I am back from my quick trip to the mountains of North Carolina. When I was young, I was surrounded by people who thought nothing of taking a 10-12 hour car trip, just for the sake of saying you had been to some odd town or tourist attraction. Ah, the college years, when gas was cheap (under a dollar a gallon!) and we didn't know of all the ways that a car can break your heart.
We got the retreat planned, and even if you're not a spiritual/religious person, you should think about attending. There's lots of time to create in all sorts of mediums, and it's in the mountains, and it's cheap, as retreats go. Head here for more details.
I love seeing different landscapes. I love driving long distances and the meditative state that such driving induces in me: a calm serenity of sorts, where I can hear the small still voice of my truest self. I love seeing friends at all points along the way. I went for four and a half days with no computer screens or television and only the occasional cell phone screen on my non-smart phone as I called my spouse to let him know that I had survived another leg of the journey.
What all did I see and experience? Here's a taste:
--I saw the ghosts of old citrus groves. I know where they were, and I feel their presence along Interstate 95. Many of them were bulldozed to make way for new development which never came--or worse, for the one or two mansions that were built before the economy crashed into flaming bits. I miss those citrus groves.
--I saw apples in their native habitats: apples on trees! Why did it seem so magical? Was it because of those bulldozed citrus groves? Or maybe I just love seeing fruit growing on trees. That sight makes me feel hopeful, like the earth can heal itself.
--I saw cows grazing in fields of grass that came up to their heads. I saw lots of trucks of cows--I assume they were headed to market? Or maybe some young farmer had bought a new herd? A herd to be shipped by random seeming trucks?

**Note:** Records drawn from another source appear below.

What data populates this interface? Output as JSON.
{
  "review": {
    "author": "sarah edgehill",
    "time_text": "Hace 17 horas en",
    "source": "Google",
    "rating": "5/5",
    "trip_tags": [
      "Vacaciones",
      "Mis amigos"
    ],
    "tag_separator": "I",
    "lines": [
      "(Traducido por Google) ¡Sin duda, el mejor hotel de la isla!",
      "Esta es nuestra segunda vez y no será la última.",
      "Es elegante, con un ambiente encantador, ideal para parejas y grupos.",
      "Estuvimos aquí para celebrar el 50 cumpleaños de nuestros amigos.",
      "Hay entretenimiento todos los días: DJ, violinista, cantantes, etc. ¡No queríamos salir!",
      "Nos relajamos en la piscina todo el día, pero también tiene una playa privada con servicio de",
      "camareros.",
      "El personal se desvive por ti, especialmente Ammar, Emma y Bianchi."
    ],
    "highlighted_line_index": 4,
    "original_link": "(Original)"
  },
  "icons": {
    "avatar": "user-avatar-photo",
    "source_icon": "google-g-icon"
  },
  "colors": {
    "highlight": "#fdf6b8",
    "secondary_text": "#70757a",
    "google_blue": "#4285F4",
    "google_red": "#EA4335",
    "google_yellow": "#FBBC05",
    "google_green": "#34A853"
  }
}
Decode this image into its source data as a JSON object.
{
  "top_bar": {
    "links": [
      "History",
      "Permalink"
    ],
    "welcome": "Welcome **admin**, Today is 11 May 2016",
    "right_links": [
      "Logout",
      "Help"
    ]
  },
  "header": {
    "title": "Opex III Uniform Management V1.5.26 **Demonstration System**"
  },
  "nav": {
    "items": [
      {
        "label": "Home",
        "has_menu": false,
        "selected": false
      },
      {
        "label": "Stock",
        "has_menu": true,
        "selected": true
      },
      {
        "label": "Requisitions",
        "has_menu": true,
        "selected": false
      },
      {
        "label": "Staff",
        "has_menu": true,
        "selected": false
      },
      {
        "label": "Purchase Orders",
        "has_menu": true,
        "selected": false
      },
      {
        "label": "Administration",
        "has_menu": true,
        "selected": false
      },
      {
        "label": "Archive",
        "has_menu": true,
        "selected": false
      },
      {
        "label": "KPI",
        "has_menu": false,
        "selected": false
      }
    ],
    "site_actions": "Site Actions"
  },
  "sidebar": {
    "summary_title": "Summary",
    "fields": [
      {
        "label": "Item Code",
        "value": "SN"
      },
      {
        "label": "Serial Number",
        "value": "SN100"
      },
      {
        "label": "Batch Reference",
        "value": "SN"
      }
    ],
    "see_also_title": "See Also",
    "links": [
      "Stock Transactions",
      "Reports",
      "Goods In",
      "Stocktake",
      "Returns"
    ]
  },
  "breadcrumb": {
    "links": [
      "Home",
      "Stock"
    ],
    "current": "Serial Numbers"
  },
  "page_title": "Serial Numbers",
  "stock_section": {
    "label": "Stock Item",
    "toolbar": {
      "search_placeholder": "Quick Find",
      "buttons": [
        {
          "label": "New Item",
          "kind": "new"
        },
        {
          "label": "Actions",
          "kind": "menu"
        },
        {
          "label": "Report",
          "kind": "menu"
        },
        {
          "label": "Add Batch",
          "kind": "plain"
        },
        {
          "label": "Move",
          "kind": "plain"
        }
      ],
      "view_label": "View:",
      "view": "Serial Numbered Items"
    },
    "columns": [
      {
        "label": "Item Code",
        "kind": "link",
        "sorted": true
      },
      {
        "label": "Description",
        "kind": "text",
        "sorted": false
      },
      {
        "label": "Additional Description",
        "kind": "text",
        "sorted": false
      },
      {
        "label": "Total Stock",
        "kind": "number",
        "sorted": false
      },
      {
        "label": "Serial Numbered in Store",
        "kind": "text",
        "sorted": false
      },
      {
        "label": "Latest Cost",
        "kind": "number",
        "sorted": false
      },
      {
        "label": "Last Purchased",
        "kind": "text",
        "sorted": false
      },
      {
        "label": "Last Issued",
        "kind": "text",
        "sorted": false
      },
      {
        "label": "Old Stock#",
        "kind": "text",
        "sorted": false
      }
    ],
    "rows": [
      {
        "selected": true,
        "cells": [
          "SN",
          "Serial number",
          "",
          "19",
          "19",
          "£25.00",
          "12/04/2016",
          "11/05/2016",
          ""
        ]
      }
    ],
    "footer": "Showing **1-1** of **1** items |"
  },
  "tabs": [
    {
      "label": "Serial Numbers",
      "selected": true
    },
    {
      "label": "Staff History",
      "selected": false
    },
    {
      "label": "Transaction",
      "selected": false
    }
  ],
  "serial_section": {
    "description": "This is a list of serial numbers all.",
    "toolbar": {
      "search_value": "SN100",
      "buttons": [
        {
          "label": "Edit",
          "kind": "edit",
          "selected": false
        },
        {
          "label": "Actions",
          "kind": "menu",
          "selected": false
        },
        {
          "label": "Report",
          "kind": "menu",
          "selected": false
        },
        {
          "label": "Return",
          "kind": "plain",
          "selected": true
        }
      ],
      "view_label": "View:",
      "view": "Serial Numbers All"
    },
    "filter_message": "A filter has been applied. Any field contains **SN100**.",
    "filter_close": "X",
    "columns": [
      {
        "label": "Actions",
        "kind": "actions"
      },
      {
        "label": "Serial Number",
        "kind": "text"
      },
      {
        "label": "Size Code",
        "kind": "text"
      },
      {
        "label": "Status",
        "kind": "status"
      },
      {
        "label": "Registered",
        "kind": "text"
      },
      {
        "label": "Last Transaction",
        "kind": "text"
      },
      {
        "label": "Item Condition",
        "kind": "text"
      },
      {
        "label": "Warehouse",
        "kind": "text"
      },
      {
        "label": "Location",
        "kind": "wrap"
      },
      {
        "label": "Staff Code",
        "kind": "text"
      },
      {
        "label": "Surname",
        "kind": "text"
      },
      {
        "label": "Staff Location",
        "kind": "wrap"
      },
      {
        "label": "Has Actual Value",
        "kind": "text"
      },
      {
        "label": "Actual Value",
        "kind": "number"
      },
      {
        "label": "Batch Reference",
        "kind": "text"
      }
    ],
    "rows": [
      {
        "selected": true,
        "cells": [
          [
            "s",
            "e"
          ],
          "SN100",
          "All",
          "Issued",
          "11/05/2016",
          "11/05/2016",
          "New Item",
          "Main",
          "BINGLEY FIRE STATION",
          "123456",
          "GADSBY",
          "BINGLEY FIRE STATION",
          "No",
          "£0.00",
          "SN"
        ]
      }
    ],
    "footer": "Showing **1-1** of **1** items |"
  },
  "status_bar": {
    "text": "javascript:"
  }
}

--I heard a radio program that talked about how people look at computer data to determine the presence of a planet. The scientist said that humans are really good at pattern recognition, better than computers. Hurrah for the human brain!
--Before I left, I read part of Tracy K. Smith's Life on Mars. I have already fallen deeply in love with that book of poems, even though I haven't read it from cover to cover. It swirled around my head during the whole trip.
--I finished reading a wonderful book that broke my heart in all kinds of ways: Silver Sparrow by Tayari Jones. Even as it was breaking my heart, I could not put it down.
--I read an enchanting book: The Great Night, by Chris Adrian. What fun! It did make me wish that I had read A Midsummer Night's Dream more recently than I have. Ah well. I quieted my English major self and kept reading.
--Notice how much more I read when I'm away from the screens. A screen sabbatical: I need to work more of these into my life.
--I saw a farm for sale and got out of the car to investigate. It was on the way back to the main road from the apple orchard where I bought apples and jams and mountain honey.
--I continue to try to convince myself that a farm for sale is not a sign about my life's direction. I'm trying not to think about the proud tradition of poet-farmers in this country. I'm reminding myself that a farming life would leave me too exhausted to write. Too exhausted and broke to boot.
--Did I have autumnal weather? No. Even on the top of the mountain, it was still warm enough to break a sweat.
--Did I see autumnal sights? Yes. The trees have started to turn, at least on the mountain here and there.
--Was the trip worth the effort? Yes. For one thing, we got the retreat planned, which is no small thing. And I enjoyed seeing old friends, both the human kind and the landscape kind. And even a small time away can be restorative.